Characterization of an acetyl‐11‐keto‐β‐boswellic acid and arachidonate‐binding regulatory site of 5‐lipoxygenase using photoaffinity labeling

• Published in: European journal of biochemistry Vol. 256; no. 2; pp. 364 - 368
• Main Authors: Sailer, Eckart‐Roderich, Schweizer, Stephan, Boden, Sven E., Ammon, Hermann P. T., Safayhi, Hasan
• Format: Journal Article
• Language: English
• Published: Berlin & Heidelberg Springer‐Verlag 01.09.1998
• Subjects: 5‐lipoxygenase; Affinity Labels - chemistry; Arachidonate 5-Lipoxygenase - chemistry; arachidonic acid; Arachidonic Acid - metabolism; Azo Compounds - chemistry; Binding Sites - physiology; Binding, Competitive; boswellic acid; Bridged Bicyclo Compounds - metabolism; Calcium - pharmacology; Humans; Leukocytes - enzymology; leukotriene synthesis inhibitor; Lipoxygenase Inhibitors - pharmacology; Molecular Structure; Oleanolic Acid - analogs & derivatives; Quinolines - metabolism; terpenoid; Triterpenes - pharmacology
• ISSN: 0014-2956; 1432-1033
• DOI: 10.1046/j.1432-1327.1998.2560364.x

AKBA (acetyl‐11‐keto‐β‐boswellic acid), a natural pentacyclic triterpene, is an orally active leukotriene‐synthesis inhibitor, which acts by a 5‐lipoxygenase−directed, non‐redox, non‐competitive mechanism. It is the only leukotriene‐synthesis inhibitor so far identified that inhibits 5‐lipoxygenase activity as an allosteric regulator and not by a reducing or competitive mechanism. To characterize AKBA's effector site we prepared azido125I‐KBA (4‐azido‐5‐125iodo‐salicyloyl‐β‐alanyl‐11‐keto‐β‐boswellic acid) as a photoaffinity analogue, which inhibited 5‐lipoxygenase activity as efficiently as the lead compound and specifically labeled human 5‐lipoxygenase protein.
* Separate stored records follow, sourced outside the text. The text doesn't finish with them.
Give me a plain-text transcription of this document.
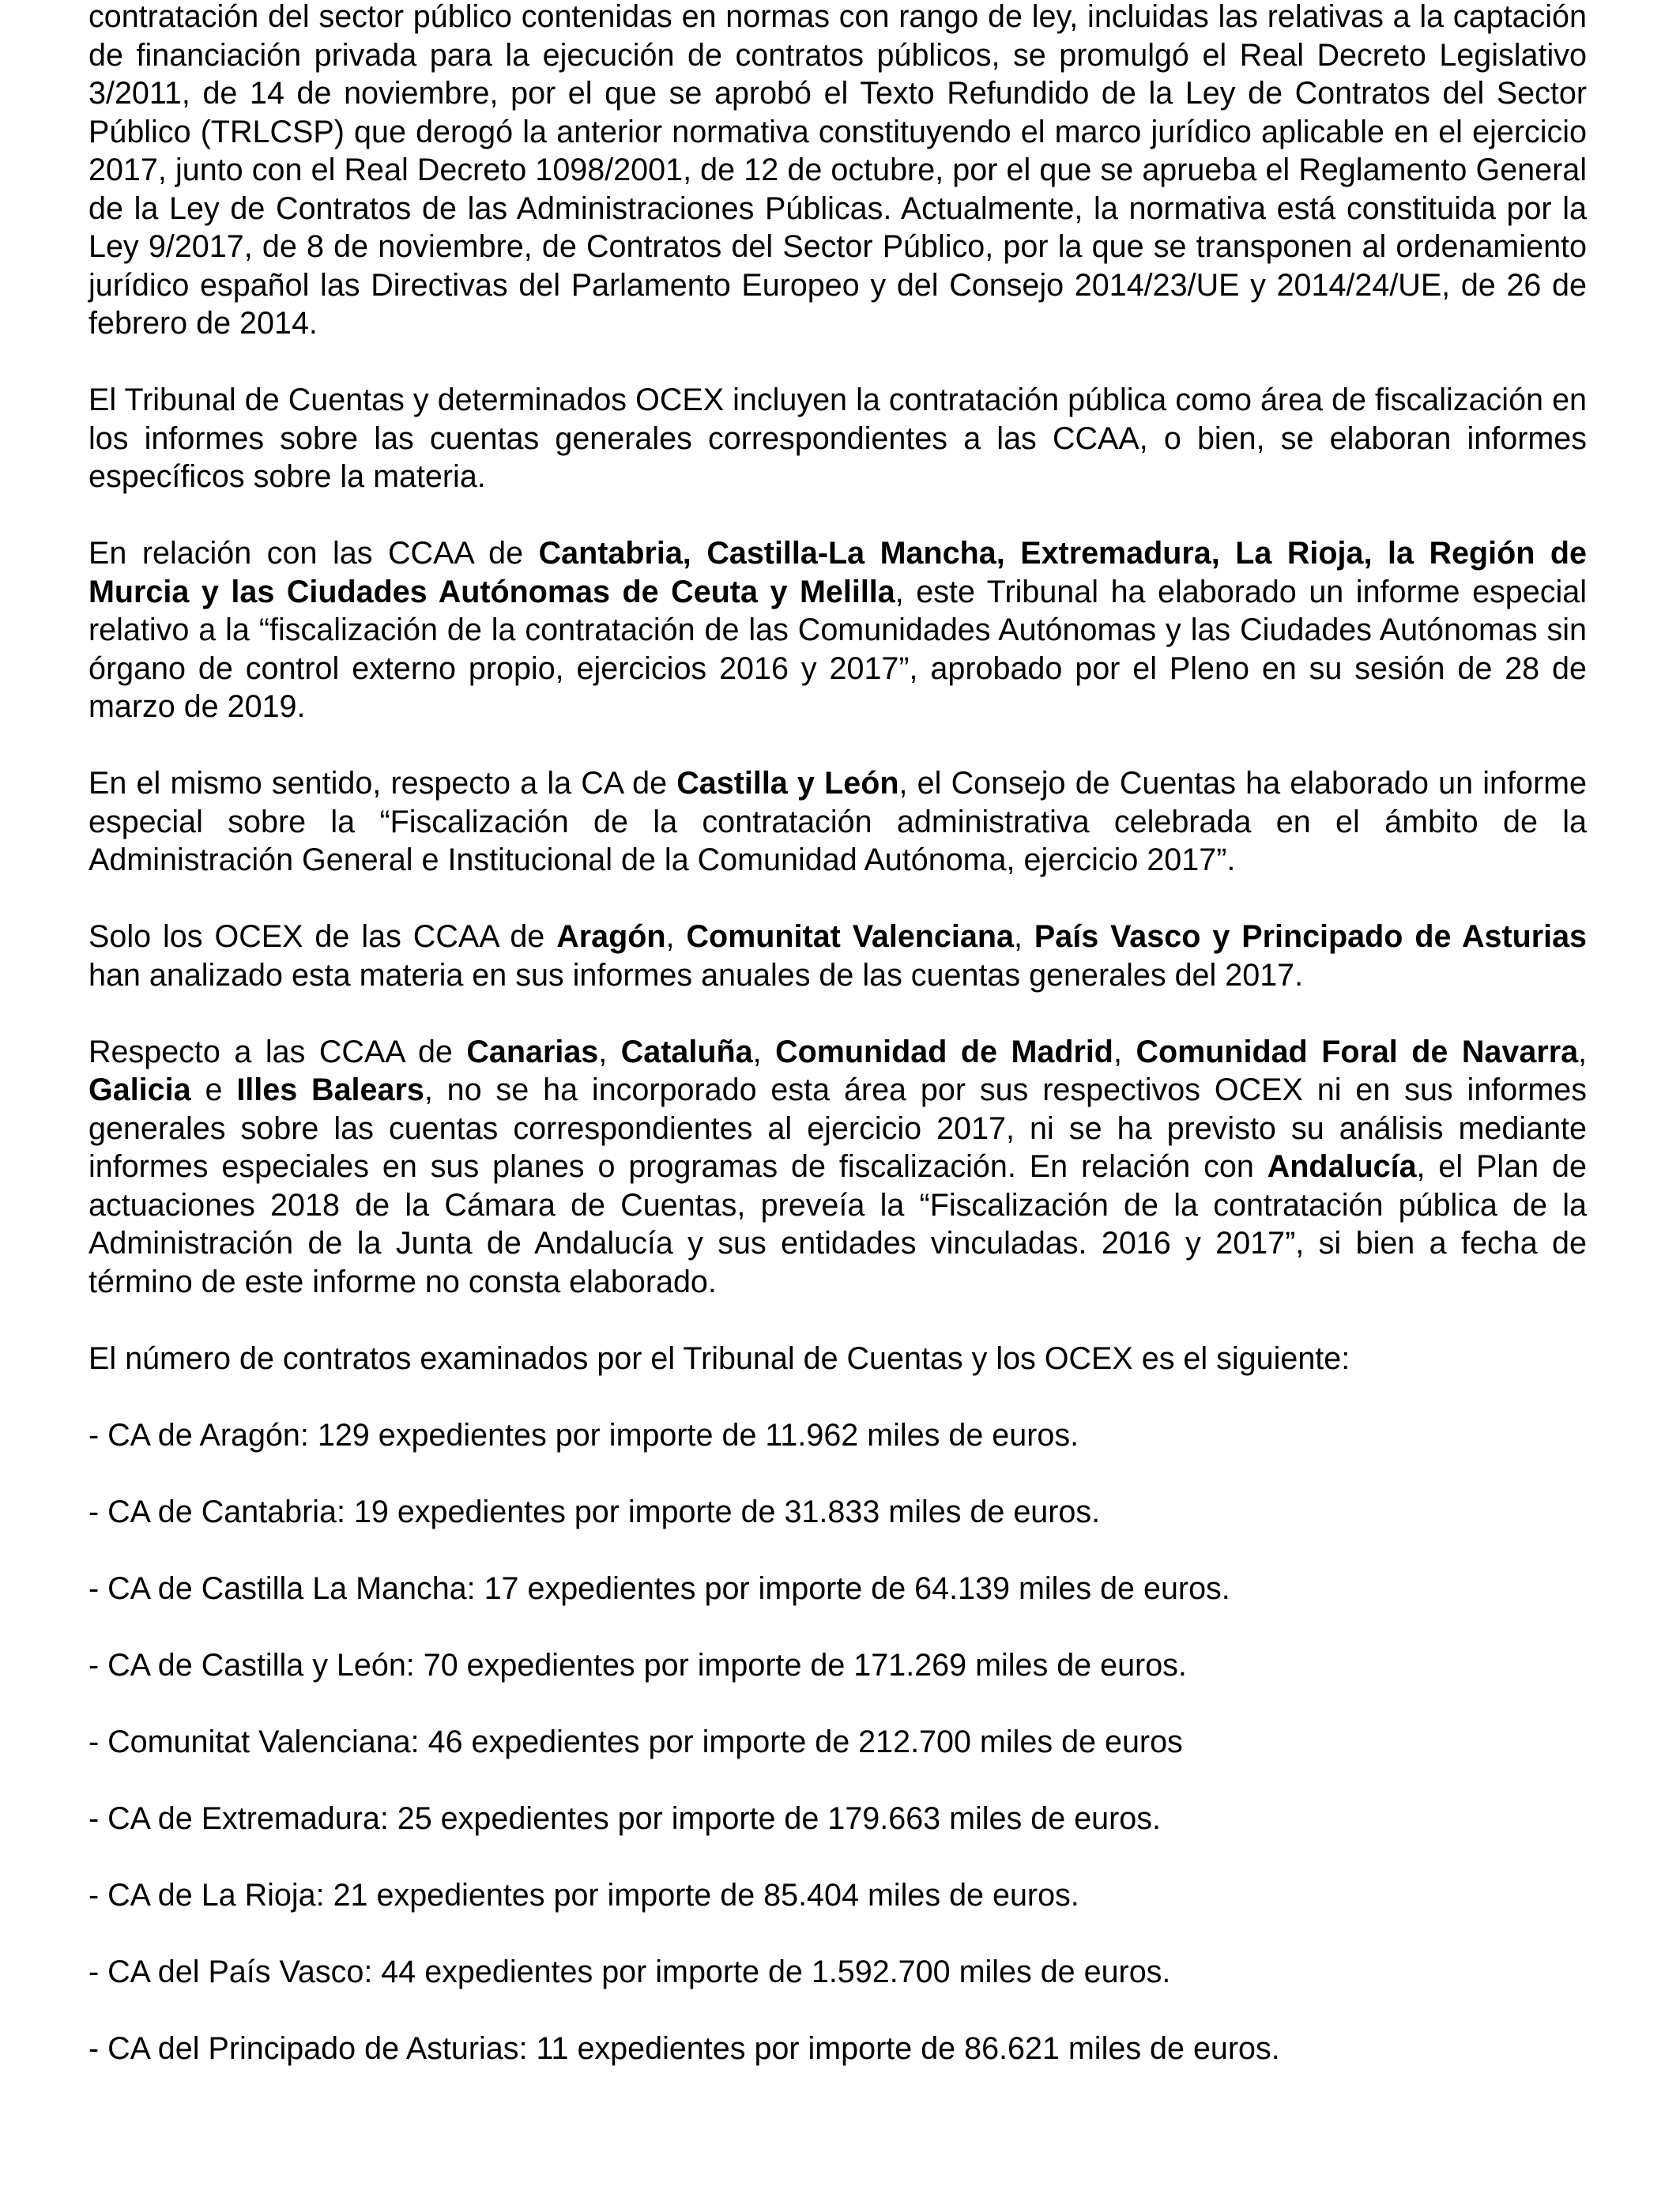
contratación del sector público contenidas en normas con rango de ley, incluidas las relativas a la captación de financiación privada para la ejecución de contratos públicos, se promulgó el Real Decreto Legislativo 3/2011, de 14 de noviembre, por el que se aprobó el Texto Refundido de la Ley de Contratos del Sector Público (TRLCSP) que derogó la anterior normativa constituyendo el marco jurídico aplicable en el ejercicio 2017, junto con el Real Decreto 1098/2001, de 12 de octubre, por el que se aprueba el Reglamento General de la Ley de Contratos de las Administraciones Públicas. Actualmente, la normativa está constituida por la Ley 9/2017, de 8 de noviembre, de Contratos del Sector Público, por la que se transponen al ordenamiento jurídico español las Directivas del Parlamento Europeo y del Consejo 2014/23/UE y 2014/24/UE, de 26 de febrero de 2014.

El Tribunal de Cuentas y determinados OCEX incluyen la contratación pública como área de fiscalización en los informes sobre las cuentas generales correspondientes a las CCAA, o bien, se elaboran informes específicos sobre la materia.

En relación con las CCAA de Cantabria, Castilla-La Mancha, Extremadura, La Rioja, la Región de Murcia y las Ciudades Autónomas de Ceuta y Melilla, este Tribunal ha elaborado un informe especial relativo a la “fiscalización de la contratación de las Comunidades Autónomas y las Ciudades Autónomas sin órgano de control externo propio, ejercicios 2016 y 2017”, aprobado por el Pleno en su sesión de 28 de marzo de 2019.

En el mismo sentido, respecto a la CA de Castilla y León, el Consejo de Cuentas ha elaborado un informe especial sobre la “Fiscalización de la contratación administrativa celebrada en el ámbito de la Administración General e Institucional de la Comunidad Autónoma, ejercicio 2017”.

Solo los OCEX de las CCAA de Aragón, Comunitat Valenciana, País Vasco y Principado de Asturias han analizado esta materia en sus informes anuales de las cuentas generales del 2017.

Respecto a las CCAA de Canarias, Cataluña, Comunidad de Madrid, Comunidad Foral de Navarra, Galicia e Illes Balears, no se ha incorporado esta área por sus respectivos OCEX ni en sus informes generales sobre las cuentas correspondientes al ejercicio 2017, ni se ha previsto su análisis mediante informes especiales en sus planes o programas de fiscalización. En relación con Andalucía, el Plan de actuaciones 2018 de la Cámara de Cuentas, preveía la “Fiscalización de la contratación pública de la Administración de la Junta de Andalucía y sus entidades vinculadas. 2016 y 2017”, si bien a fecha de término de este informe no consta elaborado.

El número de contratos examinados por el Tribunal de Cuentas y los OCEX es el siguiente:

- CA de Aragón: 129 expedientes por importe de 11.962 miles de euros.

- CA de Cantabria: 19 expedientes por importe de 31.833 miles de euros.

- CA de Castilla La Mancha: 17 expedientes por importe de 64.139 miles de euros.

- CA de Castilla y León: 70 expedientes por importe de 171.269 miles de euros.

- Comunitat Valenciana: 46 expedientes por importe de 212.700 miles de euros

- CA de Extremadura: 25 expedientes por importe de 179.663 miles de euros.

- CA de La Rioja: 21 expedientes por importe de 85.404 miles de euros.

- CA del País Vasco: 44 expedientes por importe de 1.592.700 miles de euros.

- CA del Principado de Asturias: 11 expedientes por importe de 86.621 miles de euros.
The labeling of 5‐lipoxygenase by azido‐125I‐KBA strictly depended on the presence of calcium ([Ca2+]free > 500 nM) and was abolished by heat denaturation or by priorincubation with a series of pentacyclic triterpenes (e.g., amyrin, β‐boswellic acid, AKBA and 18α‐glycyrrhetinic acid). In contrast, 18‐β‐glycyrrhetinic acid and competitive 5‐lipoxygenase inhibitors (e.g., ZM‐230,487 and L‐739,010) did not affect labeling. Arachidonic acid, in enzyme‐activity‐inhibiting concentrations, reduced photoincorporation (IC50 about 10 μM), whereas a variety of other long‐chain fatty acids and their derivatives (e.g., arachidinic acid, arachidonic acid methyl ester, lipoxins A4 and B4) had no effect. The inhibitory arachidonate action on labeling was not affected by blocking the substrate‐binding site by micromolar amounts of the competitive inhibitor L‐739,010. Therefore, we suggest that AKBA binds in presence of calcium to a site which is distinct from the substrate binding site of 5‐lipoxygenase. The AKBA‐binding site is likely to be identical with a regulatory, second arachidonate binding site of the enzyme.